Demek ki neymiş, Suriye’de Sünni katletmek caiz ve hatta vacip, Nusayri  katletmek haram. Üstelik öyle utanmaz arlanmazlar ki, daha önce Nusayri Şebbihalarca Banyas’ta katledilen Sünni kadın ve çocuklara ait fotoğraf ve görüntüleri dahi (üstelik bile bile) alevi katliamına delil olarak kullanmaktan da kaçınmıyorlar.

Demek ki (en az 30 bin tanesi kadın ve çocuk olan) on binlerce sivil en acımasız yöntemlerle, işkencelerle, varil bombalarıyla, kimyasal silahlarla katledilirken (Kitlesel) Sünni katliamı olmuyor ama (hatta terörist ve vatan hainleri temizlendi oluyor), bir (muhtemelen savaş suçlusu) bir Nusayri Şebbiha öldürülünce (Kitlesel) Alevi katliamı oluyor ha! Vicdanınız batsın sizin.

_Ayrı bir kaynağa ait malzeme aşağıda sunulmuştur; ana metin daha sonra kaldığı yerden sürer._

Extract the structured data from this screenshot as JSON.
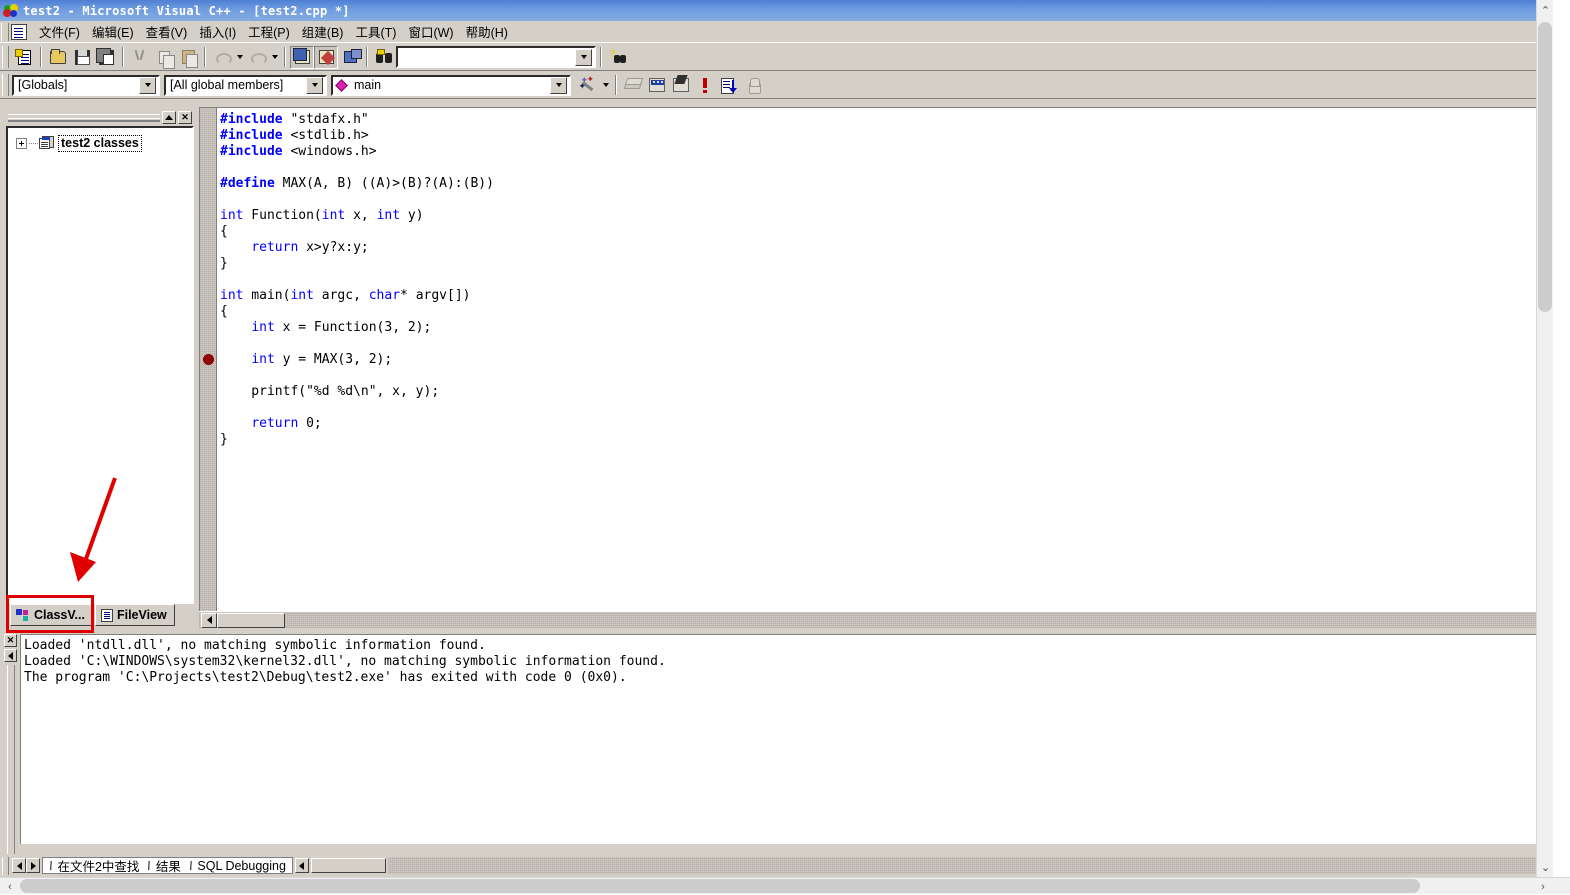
{
  "window": {
    "title": "test2 - Microsoft Visual C++ - [test2.cpp *]",
    "icon": "vcpp-logo-icon"
  },
  "menubar": {
    "doc_icon": "document-icon",
    "items": [
      {
        "label": "文件(F)",
        "name": "menu-file"
      },
      {
        "label": "编辑(E)",
        "name": "menu-edit"
      },
      {
        "label": "查看(V)",
        "name": "menu-view"
      },
      {
        "label": "插入(I)",
        "name": "menu-insert"
      },
      {
        "label": "工程(P)",
        "name": "menu-project"
      },
      {
        "label": "组建(B)",
        "name": "menu-build"
      },
      {
        "label": "工具(T)",
        "name": "menu-tools"
      },
      {
        "label": "窗口(W)",
        "name": "menu-window"
      },
      {
        "label": "帮助(H)",
        "name": "menu-help"
      }
    ]
  },
  "standard_toolbar": {
    "buttons": [
      "new-document-icon",
      "open-folder-icon",
      "save-icon",
      "save-all-icon",
      "cut-icon",
      "copy-icon",
      "paste-icon",
      "undo-icon",
      "redo-icon",
      "workspace-window-icon",
      "output-window-icon",
      "window-list-icon",
      "find-in-files-icon",
      "search-help-icon"
    ],
    "find_combo": {
      "value": "",
      "placeholder": ""
    }
  },
  "wizardbar": {
    "scope_combo": {
      "value": "[Globals]"
    },
    "members_combo": {
      "value": "[All global members]"
    },
    "function_combo": {
      "value": "main",
      "icon": "member-diamond-icon"
    },
    "actions_icon": "wizard-wand-icon",
    "buttons": [
      "compile-icon",
      "build-icon",
      "build-execute-icon",
      "stop-build-icon",
      "go-icon",
      "insert-breakpoint-icon"
    ]
  },
  "workspace": {
    "caption_buttons": [
      "dock-pin-icon",
      "close-icon"
    ],
    "tree": {
      "expander": "plus-expander-icon",
      "icon": "class-folder-icon",
      "label": "test2 classes"
    },
    "tabs": [
      {
        "label": "ClassV...",
        "icon": "class-view-icon",
        "active": true,
        "name": "tab-classview"
      },
      {
        "label": "FileView",
        "icon": "file-view-icon",
        "active": false,
        "name": "tab-fileview"
      }
    ]
  },
  "editor": {
    "breakpoint_line": 16,
    "lines": [
      [
        {
          "t": "#include",
          "c": "pp"
        },
        {
          "t": " \"stdafx.h\"",
          "c": ""
        }
      ],
      [
        {
          "t": "#include",
          "c": "pp"
        },
        {
          "t": " <stdlib.h>",
          "c": ""
        }
      ],
      [
        {
          "t": "#include",
          "c": "pp"
        },
        {
          "t": " <windows.h>",
          "c": ""
        }
      ],
      [],
      [
        {
          "t": "#define",
          "c": "pp"
        },
        {
          "t": " MAX(A, B) ((A)>(B)?(A):(B))",
          "c": ""
        }
      ],
      [],
      [
        {
          "t": "int",
          "c": "kw"
        },
        {
          "t": " Function(",
          "c": ""
        },
        {
          "t": "int",
          "c": "kw"
        },
        {
          "t": " x, ",
          "c": ""
        },
        {
          "t": "int",
          "c": "kw"
        },
        {
          "t": " y)",
          "c": ""
        }
      ],
      [
        {
          "t": "{",
          "c": ""
        }
      ],
      [
        {
          "t": "    ",
          "c": ""
        },
        {
          "t": "return",
          "c": "kw"
        },
        {
          "t": " x>y?x:y;",
          "c": ""
        }
      ],
      [
        {
          "t": "}",
          "c": ""
        }
      ],
      [],
      [
        {
          "t": "int",
          "c": "kw"
        },
        {
          "t": " main(",
          "c": ""
        },
        {
          "t": "int",
          "c": "kw"
        },
        {
          "t": " argc, ",
          "c": ""
        },
        {
          "t": "char",
          "c": "kw"
        },
        {
          "t": "* argv[])",
          "c": ""
        }
      ],
      [
        {
          "t": "{",
          "c": ""
        }
      ],
      [
        {
          "t": "    ",
          "c": ""
        },
        {
          "t": "int",
          "c": "kw"
        },
        {
          "t": " x = Function(3, 2);",
          "c": ""
        }
      ],
      [],
      [
        {
          "t": "    ",
          "c": ""
        },
        {
          "t": "int",
          "c": "kw"
        },
        {
          "t": " y = MAX(3, 2);",
          "c": ""
        }
      ],
      [],
      [
        {
          "t": "    printf(\"%d %d\\n\", x, y);",
          "c": ""
        }
      ],
      [],
      [
        {
          "t": "    ",
          "c": ""
        },
        {
          "t": "return",
          "c": "kw"
        },
        {
          "t": " 0;",
          "c": ""
        }
      ],
      [
        {
          "t": "}",
          "c": ""
        }
      ]
    ]
  },
  "output": {
    "close_icon": "close-icon",
    "scroll_icon": "scroll-left-icon",
    "lines": [
      "Loaded 'ntdll.dll', no matching symbolic information found.",
      "Loaded 'C:\\WINDOWS\\system32\\kernel32.dll', no matching symbolic information found.",
      "The program 'C:\\Projects\\test2\\Debug\\test2.exe' has exited with code 0 (0x0)."
    ]
  },
  "bottom_tabs": {
    "nav_prev_icon": "scroll-left-icon",
    "nav_next_icon": "scroll-right-icon",
    "tabs": [
      {
        "label": "在文件2中查找",
        "name": "tab-find-in-files-2"
      },
      {
        "label": "结果",
        "name": "tab-results"
      },
      {
        "label": "SQL Debugging",
        "name": "tab-sql-debugging"
      }
    ],
    "after_nav_icon": "scroll-left-icon"
  },
  "annotations": {
    "highlight_color": "#e00000",
    "rect_target": "ClassV... tab",
    "arrow_target": "ClassV... tab"
  },
  "page_scroll": {
    "up_icon": "chevron-up-icon",
    "down_icon": "chevron-down-icon",
    "left_icon": "chevron-left-icon",
    "right_icon": "chevron-right-icon"
  }
}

Türkiye Ordusu Muhaliflere Topçu Desteği Sağlıyormuş

Birde tutmuşlar, İdlib’in muhaliflerce ele geçirilmesini Türkiye ordusunun topçu atışları ve silah desteğine bağlıyorlar. Böyle bir şey olmuş mudur bilmiyorum, (pek ihtimal vermemekle beraber) farz edelim ki olmuştur diyelim, peki ama 4 yıldır muhaliflere karşı savaşan İran askerleri ile dünyanın dört bir tarafından gelmiş Şiaperest milislere niye hiç gıkınız çıkmadı şimdiye değin? Yada Işid’i ve bu bahaneyle başta El Nusra olmak üzere Suriyeli muhalifleri bombalayan ABD’ye?

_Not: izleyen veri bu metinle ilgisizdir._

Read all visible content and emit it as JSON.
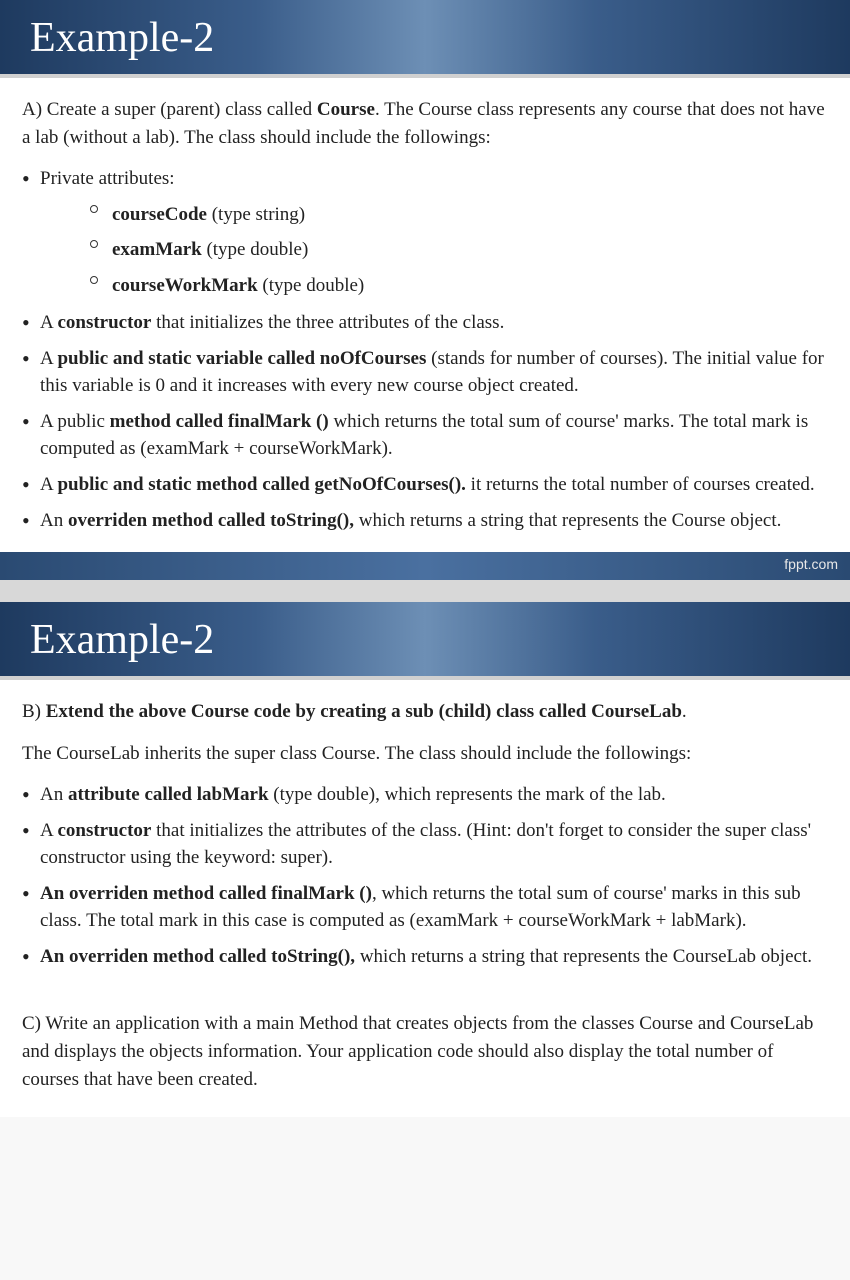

Birde tutuyor antikapitalist, antiemperyalist geçiniyorlar. Lakin antiemperyalistlerin şahı ABD Müslüman grupları ve sivil halkı vurunca sevindirik olup alkışlıyorlar, öyle ki pilotları bulsalar omuzlarında gezdirecekler.  

Merak ediyorum, Türkiye ordusu muhalifleri bombalasa, hatta sivil halkı bombalasa nasıl tepki verirler acaba? Cevabı çok açık olan bu soruyu sormaya gerek var mı ki?

Yada eğer iktidar ve ordu baştan itibaren Esed’i desteklese ve ordu muhaliflere karşı savaşsa idi, yine aynı eleştirileri yapar, bize ne Suriye’den, ne Şamın şekeri ne Arabın Yüzü, Yurtta sulh cihanda sulh derler miydi?

Esed’te Andımızı Okuyor mu?

Anlayamadık doğrusu Sayın Türk Ulusalcıları, size ne aslen Arap olan ve Arap Ulusalcısı olan Esed ve Şebbihalarından. Üstelik Esed ve Şebbihaları sizin gibi “Ne Mutlu Türküm Diyene” değil, tam aksine “Ne Mutlu Arabım Diyene” diyor ve Türkiye’nin topraklarının bir bölümünde gözleri var üstelik.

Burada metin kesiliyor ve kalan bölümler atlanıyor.